Mort du pape François : Ce défi occidental auquel fait face l'Église catholique - Par Philippe d'Iribarne et Bernard Lecomte

Comment le successeur de François parviendra-t-il à concilier le message évangélique qui est la vocation de l’Eglise, la poursuite de son ouverture au monde et les demandes identitaires et culturelles qui montent dans un Occident en pleine confusion ? C’est à ce défi complexe que le pape et l’Eglise de demain devront répondre : unir la souche du catholicisme à ses branches.

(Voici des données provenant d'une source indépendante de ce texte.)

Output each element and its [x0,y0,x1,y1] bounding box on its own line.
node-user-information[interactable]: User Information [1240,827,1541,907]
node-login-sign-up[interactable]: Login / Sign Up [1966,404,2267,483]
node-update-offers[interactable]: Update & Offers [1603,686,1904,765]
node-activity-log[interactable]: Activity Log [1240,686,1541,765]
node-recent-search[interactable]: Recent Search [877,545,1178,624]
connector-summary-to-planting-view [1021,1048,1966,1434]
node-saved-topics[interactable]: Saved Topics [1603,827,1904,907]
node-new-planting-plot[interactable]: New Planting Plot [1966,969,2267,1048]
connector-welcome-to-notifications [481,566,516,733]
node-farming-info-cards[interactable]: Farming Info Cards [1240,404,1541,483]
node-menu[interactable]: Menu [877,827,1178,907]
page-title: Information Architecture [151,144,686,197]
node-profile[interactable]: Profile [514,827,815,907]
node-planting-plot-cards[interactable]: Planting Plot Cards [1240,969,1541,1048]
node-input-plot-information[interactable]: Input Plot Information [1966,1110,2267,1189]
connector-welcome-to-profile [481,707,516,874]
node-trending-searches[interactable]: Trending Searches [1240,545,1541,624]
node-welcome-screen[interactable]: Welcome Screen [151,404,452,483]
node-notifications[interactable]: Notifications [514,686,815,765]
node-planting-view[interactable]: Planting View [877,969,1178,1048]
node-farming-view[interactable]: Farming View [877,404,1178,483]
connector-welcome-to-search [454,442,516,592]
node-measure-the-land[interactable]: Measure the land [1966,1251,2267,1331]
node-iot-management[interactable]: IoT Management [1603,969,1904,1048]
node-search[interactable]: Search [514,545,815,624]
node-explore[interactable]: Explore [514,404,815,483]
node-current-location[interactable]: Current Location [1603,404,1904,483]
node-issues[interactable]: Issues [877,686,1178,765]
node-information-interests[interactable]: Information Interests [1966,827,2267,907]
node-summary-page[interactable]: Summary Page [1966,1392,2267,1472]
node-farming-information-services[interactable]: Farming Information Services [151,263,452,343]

Pour en parler, Philippe d’Iribarne et Bernard Lecomte.


Atlantico : L’Eglise représente aussi bien la communauté des fidèles catholiques faisant vivre le message du Christ qu’une force politique majeure ayant largement façonné la civilisation occidentale. Que représente-t-elle aujourd’hui en Europe et aux États-Unis alors que le pape François l’avait politiquement ouverte vers le reste du monde ?

Philippe d’Iribarne : Le Pape François, originaire d’Argentine, fut un militant tiers-mondiste. Une conviction raffermie par ses racines jésuitiques qui ont profondément marqué sa vision du monde. Pour lui, l’Europe et les Etats-Unis représentaient un univers fondamentalement étranger qu’il ne comprenait pas bien et voyait au travers des théories décoloniales, sans être lui-même un adepte de la « théologie de la libération ». Ces idées sont saillantes dans son encyclique Fratelli Tutti, relatif à l’accueil des immigrés. Par ailleurs, sur le fond, le pape avait le sentiment que le monde occidental était frappé d’une forte décadence morale. Il était très hostile à l’euthanasie ou à l’IVG, dans lesquels ils voyaient des symptômes rapprochant l’Occident moderne du Bas Empire. Il s’est donc tenu à l’écart de ce monde-là qui n’était pas le sien.

Néanmoins, il y avait à mon sens une erreur d’appréciation. Le christianisme reste très vivant dans le monde occidental. Il suffit de le comparer au monde oriental. L’écart entre le statut des femmes dans ces deux aires, ou encore le rapport entre le spirituel et temporel que nous connaissons, sont très fortement marqués par le christianisme. Il y a des choses qui s’incorporent dans la culture et font partie des évidences partagées. La conception de l’honneur dans le monde méditerranéen met l’accent sur la fierté, la réponse à l’insulte. Cela a été très profondément remanié dans le monde méditerranéen chrétien, déjà sous Saint Augustin. L’essentiel pour un chrétien étant ce qui affecte de de l’intérieur et non de l’extérieur. Ce remaniement profond a totalement imprégné la culture des pays du sud Européen, même s’ils ont oublié que cela est le fruit d’auteurs et de penseurs chrétiens.

Bernard Lecomte : Que l’Eglise soit à la fois une communauté de fidèles et une force politique ne date pas du pape François. Aujourd’hui, cette communauté de fidèles est unique en son genre puisqu’elle est l’association humaine la plus ancienne et la plus importante du monde. Elle existe depuis 2.000 ans et regroupe 1.4 milliards de croyants. C’est aussi gigantesque qu’incontournable. Ce que François a fait, c’est de rendre l’Eglise mondialisée. Longtemps centrée sur l’Europe, en témoignent les papes italiens puis Jean-Paul II et Benoît 16, un Polonais et un Allemand. Le Pape François a donc accompagné et même incarné le grand basculement de l’Eglise vers le sud, ce qui est logique puisque 80 % des catholiques pratiquants s’y trouvent concrètement. La force politique de l’Eglise a toujours existé aussi. C’est d’ailleurs son histoire. En dépit de divisions et d’oppositions tragiques – pensons aux guerres de religion, à la révolution française ou même à la loi de 1905 en France -, l’Eglise a toujours compté.

Il y a toujours eu une dialectique entre l’Eglise en tant que communauté et l’Eglise en tant que force politique. Laquelle force politique a largement façonné l’histoire des hommes, singulièrement en Occident. Le Pape François a mondialisé cette histoire. C’est donc un tournant. Aujourd’hui, tous les catholiques n’adhèrent pas à l’Eglise pour les mêmes raisons à travers le monde. Il y a des éclatements de principes, de valeurs et de traditions. La très large majorité des catholiques le sont car l’Eglise est porteuse des valeurs de l’Evangile, mais il est indéniable que le catholicisme est aussi une façon d’être, de vivre. Son héritage n’est donc pas que spirituel mais aussi culturel et civilisationnel. Il y a donc là un hiatus qui peut être résolu.